It's getting good. Drudge says an intern story is ready to break that Kerry foes predict "will ruin Kerry."
I've learned to give Drudge stories a day or two to shake out, but must admit the new level of scrutiny on the junior Senator from Massachusetts is fun. Jeff Jacoby has blasted him today:,
Equivocating politicians are sometimes accused of trying to be "all things to all people," but few have taken the practice of expedience and shifty opportunism to Kerry's level. Massachusetts residents have known this about their junior senator for a long time. Now the rest of the country is going to find out.
And Mark Steyn explains to our British cousins that Senator Kerry's real gift is his ability to look big in a fight:
The only relevant lesson from Vietnam is this: then, as now, it was not possible for the enemy to achieve military victory over the US; their only hope was that America would, in effect, defeat itself. And few men can claim as large a role in the loss of national will that led to that defeat as John Kerry. A brave man in Vietnam, he returned home to appear before Congress and not merely denounce the war but damn his "band of brothers" as a gang of rapists, torturers and murderers led by officers happy to license them to commit war crimes with impunity. He spent the Seventies playing Jane Fonda and he now wants to run as John Wayne.Posted by jk at February 12, 2004 01:15 PM
Hmmm, I think another lesson from Vietnam is that we cannot militarily defeat fanatics. If there is a system to continually train new fighters you will never kill or imprison them fast enough to win. I think about this whenever I hear Donald Rumsfeld or George Bush talk about how we will outlast the insurgents.
Posted by: Silence Dogood at February 16, 2004 02:11 PMI hear your theme, Silence, but cannot agree.
North Vietnam was refortified and supplied by Russia and China, with which it shared a common border. The Sunni Triangle is an isolated area that is militarily quarantined. We can outlast the insurgents there.
Perhaps there will always be terrorists. I am not as pessimistic as you but concede that on some level you might be right. We can, however, stop the state sponsors of terrorism. We are well on the way already having removed the Taliban and Saddam Hussein. Neighboring states are suddenly becoming a little more cooperative.
Then again, I think we should have stuck around in Viet Nam.
Posted by: jk at February 16, 2004 02:44 PMValid point about the military quarantine JK, but what about after the US military leaves? It seems to me that we are fighting not against a group of people, but against an idealogy. The only way to defeat an idea is with a better idea. We have to convince mainstream Iraqis that a secular democracy is the better idea. Unfortunately there are already signs that a Theocracy may be the choice of the majority. The Iraqi people could take their new freedom and choose an Islamic based form of government, which could be much better for the Iraqi people then life under Saddam, but could end up making Iraq more of a supporter of terrorism than before. Saddam deserves the worst of fates for sure, but as a secularist he was not a big friend of Islamic radicals. This is not to say that an Islamic democracy would naturally support terrorists, obviously not, but giving people freedom is a leap of faith, there are no guarantees that the new government will be a friendly one 5 or 10 years down the road.
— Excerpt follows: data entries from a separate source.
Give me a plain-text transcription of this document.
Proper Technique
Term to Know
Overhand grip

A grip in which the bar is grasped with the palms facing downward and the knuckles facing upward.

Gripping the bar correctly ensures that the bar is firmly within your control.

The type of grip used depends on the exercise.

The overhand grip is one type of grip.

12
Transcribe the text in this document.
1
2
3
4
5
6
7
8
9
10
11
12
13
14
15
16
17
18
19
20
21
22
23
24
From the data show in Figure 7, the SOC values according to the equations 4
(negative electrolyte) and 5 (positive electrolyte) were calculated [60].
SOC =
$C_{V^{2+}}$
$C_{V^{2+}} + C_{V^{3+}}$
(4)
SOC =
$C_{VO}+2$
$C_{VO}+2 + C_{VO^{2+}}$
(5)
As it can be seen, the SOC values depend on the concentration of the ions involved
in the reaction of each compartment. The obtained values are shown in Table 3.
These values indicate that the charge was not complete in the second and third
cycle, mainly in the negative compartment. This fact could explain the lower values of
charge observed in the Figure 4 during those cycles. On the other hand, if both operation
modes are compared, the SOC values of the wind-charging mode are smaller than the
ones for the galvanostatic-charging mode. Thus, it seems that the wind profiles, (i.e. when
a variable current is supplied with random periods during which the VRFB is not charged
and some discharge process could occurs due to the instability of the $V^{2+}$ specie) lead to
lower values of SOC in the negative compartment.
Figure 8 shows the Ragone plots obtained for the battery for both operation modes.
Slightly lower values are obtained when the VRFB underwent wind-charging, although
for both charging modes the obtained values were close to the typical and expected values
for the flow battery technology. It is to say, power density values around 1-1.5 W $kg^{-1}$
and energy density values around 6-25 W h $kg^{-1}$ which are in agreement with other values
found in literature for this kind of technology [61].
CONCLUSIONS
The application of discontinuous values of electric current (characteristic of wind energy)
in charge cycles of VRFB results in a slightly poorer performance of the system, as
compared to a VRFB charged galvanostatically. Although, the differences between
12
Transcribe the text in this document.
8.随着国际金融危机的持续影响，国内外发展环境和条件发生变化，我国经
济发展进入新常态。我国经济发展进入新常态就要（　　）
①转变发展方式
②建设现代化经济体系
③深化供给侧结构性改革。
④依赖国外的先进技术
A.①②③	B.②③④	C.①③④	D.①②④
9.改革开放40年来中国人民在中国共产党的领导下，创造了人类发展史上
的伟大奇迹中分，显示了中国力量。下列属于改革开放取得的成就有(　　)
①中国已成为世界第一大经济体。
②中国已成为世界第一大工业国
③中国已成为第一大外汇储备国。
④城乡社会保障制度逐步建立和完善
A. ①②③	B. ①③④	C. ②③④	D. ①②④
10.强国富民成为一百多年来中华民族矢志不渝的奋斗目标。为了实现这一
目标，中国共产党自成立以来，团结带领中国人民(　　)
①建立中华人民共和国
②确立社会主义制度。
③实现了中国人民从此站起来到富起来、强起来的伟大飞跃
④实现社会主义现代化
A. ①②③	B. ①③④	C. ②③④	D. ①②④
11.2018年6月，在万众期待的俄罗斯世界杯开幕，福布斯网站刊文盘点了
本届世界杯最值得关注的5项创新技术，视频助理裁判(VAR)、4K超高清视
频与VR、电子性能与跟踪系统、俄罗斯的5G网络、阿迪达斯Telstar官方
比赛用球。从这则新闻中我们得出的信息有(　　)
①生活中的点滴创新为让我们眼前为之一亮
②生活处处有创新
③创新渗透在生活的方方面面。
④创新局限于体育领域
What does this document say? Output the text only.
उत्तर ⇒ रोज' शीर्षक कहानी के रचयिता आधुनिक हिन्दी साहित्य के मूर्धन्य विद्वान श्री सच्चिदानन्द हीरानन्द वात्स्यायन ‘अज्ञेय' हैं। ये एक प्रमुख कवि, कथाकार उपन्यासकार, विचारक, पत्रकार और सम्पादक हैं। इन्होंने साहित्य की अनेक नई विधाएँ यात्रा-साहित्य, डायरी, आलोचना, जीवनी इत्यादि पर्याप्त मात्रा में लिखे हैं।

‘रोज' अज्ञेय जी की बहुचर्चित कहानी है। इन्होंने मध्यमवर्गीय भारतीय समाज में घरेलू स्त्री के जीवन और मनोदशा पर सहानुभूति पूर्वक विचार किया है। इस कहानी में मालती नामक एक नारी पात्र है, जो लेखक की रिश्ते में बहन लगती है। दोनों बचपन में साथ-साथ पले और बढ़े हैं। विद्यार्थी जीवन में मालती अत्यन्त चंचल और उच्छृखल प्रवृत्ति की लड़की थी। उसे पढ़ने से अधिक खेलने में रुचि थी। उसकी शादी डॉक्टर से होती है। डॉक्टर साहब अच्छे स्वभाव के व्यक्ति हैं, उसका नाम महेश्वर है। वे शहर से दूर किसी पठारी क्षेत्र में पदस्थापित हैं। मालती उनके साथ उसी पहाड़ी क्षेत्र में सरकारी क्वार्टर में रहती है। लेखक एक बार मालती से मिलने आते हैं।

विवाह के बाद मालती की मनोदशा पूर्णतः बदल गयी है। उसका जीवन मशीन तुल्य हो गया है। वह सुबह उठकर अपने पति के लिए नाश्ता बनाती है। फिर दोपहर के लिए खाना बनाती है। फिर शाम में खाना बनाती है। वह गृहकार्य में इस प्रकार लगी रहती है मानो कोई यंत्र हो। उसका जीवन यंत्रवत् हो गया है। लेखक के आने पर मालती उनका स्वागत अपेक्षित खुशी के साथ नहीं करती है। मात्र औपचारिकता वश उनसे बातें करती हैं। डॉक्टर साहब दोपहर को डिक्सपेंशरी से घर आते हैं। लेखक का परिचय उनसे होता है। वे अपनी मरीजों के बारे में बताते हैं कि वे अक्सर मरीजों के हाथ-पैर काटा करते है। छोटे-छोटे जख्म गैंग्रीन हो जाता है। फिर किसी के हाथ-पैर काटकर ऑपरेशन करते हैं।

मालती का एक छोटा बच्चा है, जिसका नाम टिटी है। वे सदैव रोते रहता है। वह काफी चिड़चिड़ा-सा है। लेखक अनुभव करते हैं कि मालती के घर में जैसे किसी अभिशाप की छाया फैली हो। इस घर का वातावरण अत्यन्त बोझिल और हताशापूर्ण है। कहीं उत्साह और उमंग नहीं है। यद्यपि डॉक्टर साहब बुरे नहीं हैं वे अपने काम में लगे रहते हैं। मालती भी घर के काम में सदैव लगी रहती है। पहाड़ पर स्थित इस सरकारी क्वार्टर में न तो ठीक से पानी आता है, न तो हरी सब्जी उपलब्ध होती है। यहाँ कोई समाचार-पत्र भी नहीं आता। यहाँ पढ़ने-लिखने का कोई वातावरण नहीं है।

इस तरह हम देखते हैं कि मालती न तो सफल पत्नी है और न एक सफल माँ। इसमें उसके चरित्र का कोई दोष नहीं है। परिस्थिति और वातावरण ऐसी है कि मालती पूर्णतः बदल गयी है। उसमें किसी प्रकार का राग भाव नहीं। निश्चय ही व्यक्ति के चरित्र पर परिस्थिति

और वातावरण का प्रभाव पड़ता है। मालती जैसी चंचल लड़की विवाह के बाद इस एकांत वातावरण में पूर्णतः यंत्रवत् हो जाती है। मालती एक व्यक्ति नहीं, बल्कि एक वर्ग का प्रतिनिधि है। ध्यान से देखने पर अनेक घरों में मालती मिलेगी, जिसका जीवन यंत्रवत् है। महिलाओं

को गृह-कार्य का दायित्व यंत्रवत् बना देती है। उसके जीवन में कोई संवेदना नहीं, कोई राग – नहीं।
Posted by: Silence Dogood at February 18, 2004 10:51 AMSomebody said "if we do our job right, we will create a nation that will hate us in ten years."
I cannot predict how things will turn out in Iraq. I remain convinced that they are better off and that a new government, if not explicitly pro-Western, would still be better for the West and the Mideast.
You invoke Vietnam (fairly, although I think the comparison strained) -- how about the Barbary Pirates? That battle was long and ideological and against amorphous targets, yet the US prevailed.
Posted by: jk at February 18, 2004 12:16 PMI've said before that Iraq will be on it's way to freedom when they start building WalMarts. Materialism is a powerful force for freedom and capitalism. Just ask the WTO protesters in THIS country.